Well....where to begin.... I'll start by saying I'm a positive person. I hate negativity! However, I'm finding my thoughts to be NEGATIVE lately. I was banded on 9/21/11. The following week my weight was down 25lbs. About 2 weeks after surgery I began to get hungry and I seemingly lost any restriction I may have had. I didn't sweat it because I was scheduled for my first adjustment on 10/25, thinking I would surely have a successful fill w/ restriction. SURPRISE!!! I had a 3cc fill with absolutely no restriction. I haven't had a weight gain...on a positive note I have actually maintained my current loss at 25lbs. But, I can eat as much as I did before the band. I had this surgery so I would no longer have to fight the "diet" mentality but, instead could have the smaller portion meals, slim and healthy life-style everlasting. I hope I'm not one of those whom I've read about who wake up one year later still fighting to reach a sweet spot with the adjustments. My greatest fear is to put on the pounds verses losing them.   How many licks does it take to get to the center of a tootsie pop? How many adjustments does it take to get to your happy home? I'm scheduled to have my 2nd adjustment on Tuesday the 21st. I really don't know how I'll handle it if this adjustment doesn't give me some restriction. I don't care that Turkey Day is 2 days later, I'll forfeit all of it for the success of restriction. I hope I have exchanged a thousands of dollars for this worry .   Glenda045

Glenda045

Glenda045

 

Hunger PANGS!!!!!!!

I was banded on 9/21/2011. I was absolutely thrilled that I was down 23lbs. and no edema (swelling) in my legs for the first time in about 2 yrs. However, starting to run out of steam; up 3-5lbs. for the last 3 days, small amount of edema in my legs and I'm getting so hungry late in the day that I can hardly stand it. I work 12 hour shifts 3 days a week. During those shifts, I rarely sit down. I have made sure to set aside my 30 minute lunch period since the banding; 10 min. for food prep and 20 minutes for eating.
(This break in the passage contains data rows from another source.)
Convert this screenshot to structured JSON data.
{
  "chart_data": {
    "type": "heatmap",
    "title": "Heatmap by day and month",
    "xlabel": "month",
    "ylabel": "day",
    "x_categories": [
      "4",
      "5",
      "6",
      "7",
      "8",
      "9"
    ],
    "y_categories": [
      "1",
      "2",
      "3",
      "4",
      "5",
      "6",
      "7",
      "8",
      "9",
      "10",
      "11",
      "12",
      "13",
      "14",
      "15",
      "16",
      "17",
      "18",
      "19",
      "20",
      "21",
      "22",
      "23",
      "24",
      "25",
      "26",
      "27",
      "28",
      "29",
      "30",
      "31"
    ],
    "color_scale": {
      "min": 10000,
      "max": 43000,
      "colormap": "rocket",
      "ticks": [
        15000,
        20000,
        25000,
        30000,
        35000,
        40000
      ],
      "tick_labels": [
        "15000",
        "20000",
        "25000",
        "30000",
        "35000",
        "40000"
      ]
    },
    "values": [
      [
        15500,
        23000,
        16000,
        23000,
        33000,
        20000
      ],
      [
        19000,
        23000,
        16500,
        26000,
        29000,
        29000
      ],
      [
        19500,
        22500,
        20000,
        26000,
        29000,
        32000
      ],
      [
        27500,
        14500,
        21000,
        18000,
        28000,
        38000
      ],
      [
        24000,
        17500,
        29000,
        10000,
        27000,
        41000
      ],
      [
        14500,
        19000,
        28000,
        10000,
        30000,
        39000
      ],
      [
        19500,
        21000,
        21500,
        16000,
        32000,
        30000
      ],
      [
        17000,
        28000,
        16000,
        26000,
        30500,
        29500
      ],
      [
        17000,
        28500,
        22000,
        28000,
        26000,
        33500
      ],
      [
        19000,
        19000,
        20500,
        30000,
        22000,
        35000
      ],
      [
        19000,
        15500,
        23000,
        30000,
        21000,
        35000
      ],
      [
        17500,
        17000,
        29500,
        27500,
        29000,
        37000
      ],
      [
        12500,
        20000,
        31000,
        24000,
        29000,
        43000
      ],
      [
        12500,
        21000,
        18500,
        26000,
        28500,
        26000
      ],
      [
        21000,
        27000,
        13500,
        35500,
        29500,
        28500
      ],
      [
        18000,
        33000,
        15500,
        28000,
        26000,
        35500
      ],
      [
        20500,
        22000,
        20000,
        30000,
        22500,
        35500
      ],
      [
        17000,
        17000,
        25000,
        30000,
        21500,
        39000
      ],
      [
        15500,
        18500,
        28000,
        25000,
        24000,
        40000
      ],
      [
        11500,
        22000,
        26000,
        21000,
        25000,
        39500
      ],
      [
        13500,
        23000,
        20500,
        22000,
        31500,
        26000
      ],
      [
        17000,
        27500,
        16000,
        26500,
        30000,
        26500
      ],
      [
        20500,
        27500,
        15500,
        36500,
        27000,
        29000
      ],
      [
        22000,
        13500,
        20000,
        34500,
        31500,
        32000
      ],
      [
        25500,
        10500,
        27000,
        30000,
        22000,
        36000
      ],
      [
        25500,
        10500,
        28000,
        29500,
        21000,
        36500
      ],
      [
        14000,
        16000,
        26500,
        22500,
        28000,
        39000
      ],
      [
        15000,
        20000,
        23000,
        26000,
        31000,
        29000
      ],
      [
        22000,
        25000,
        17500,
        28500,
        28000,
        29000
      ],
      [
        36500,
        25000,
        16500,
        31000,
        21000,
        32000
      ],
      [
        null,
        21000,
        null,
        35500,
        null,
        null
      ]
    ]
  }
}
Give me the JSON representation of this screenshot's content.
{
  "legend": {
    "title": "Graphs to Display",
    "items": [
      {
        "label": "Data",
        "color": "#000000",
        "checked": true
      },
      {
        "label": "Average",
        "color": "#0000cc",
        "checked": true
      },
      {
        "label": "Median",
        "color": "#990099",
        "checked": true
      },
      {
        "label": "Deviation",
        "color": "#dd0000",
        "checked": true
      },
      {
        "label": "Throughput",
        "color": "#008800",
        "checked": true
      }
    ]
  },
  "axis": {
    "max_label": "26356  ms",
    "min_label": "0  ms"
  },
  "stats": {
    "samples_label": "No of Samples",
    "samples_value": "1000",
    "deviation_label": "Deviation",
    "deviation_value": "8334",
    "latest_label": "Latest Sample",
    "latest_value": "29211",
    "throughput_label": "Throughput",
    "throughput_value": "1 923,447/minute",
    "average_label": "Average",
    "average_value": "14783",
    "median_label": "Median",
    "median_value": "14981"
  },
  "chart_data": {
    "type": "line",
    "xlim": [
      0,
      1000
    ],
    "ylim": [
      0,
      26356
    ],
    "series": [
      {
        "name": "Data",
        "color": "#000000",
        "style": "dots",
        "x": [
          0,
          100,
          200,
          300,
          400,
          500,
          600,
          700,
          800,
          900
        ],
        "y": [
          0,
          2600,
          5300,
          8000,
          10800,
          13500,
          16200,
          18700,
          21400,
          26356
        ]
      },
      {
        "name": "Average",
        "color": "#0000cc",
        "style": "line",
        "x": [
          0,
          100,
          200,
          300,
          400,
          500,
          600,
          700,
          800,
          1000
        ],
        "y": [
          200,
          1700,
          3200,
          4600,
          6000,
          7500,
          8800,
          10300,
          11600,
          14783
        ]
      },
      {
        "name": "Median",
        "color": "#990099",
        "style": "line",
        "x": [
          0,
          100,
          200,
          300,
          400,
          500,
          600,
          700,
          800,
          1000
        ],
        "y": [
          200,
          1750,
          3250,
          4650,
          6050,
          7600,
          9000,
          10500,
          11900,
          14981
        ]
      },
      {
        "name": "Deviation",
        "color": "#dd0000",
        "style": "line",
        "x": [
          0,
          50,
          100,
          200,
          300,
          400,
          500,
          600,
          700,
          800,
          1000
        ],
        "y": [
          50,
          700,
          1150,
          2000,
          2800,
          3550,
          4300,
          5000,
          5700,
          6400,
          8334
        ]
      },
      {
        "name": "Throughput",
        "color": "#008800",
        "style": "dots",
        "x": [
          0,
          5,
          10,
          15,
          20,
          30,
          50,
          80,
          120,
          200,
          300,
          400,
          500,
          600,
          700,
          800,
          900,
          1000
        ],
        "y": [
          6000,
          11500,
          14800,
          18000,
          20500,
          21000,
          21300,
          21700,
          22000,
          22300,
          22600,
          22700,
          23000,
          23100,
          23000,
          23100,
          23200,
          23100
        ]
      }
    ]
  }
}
I continuously drink fluids appropriate to my surgeons instructions for times and restrictions and I'm religious to exercising everyday. But, I'm still getting so hungry in the evenings, I'm scared I'm gonna gain the rest of what I've lost. I've tried to stay true to the rules. It's getting harder. I don't get an adjustment until 10/25/11. I sure hope it works, because I have the worse HUNGER PANGS that I've ever had in my LIFE.   I refuse to give up. I just don't want to have gone through all this for nothing. I DON'T WANT TO FAIL!!! I've stopped drinking the protein shakes since I'm taking in 3 meals a day. I wonder if I should add them back?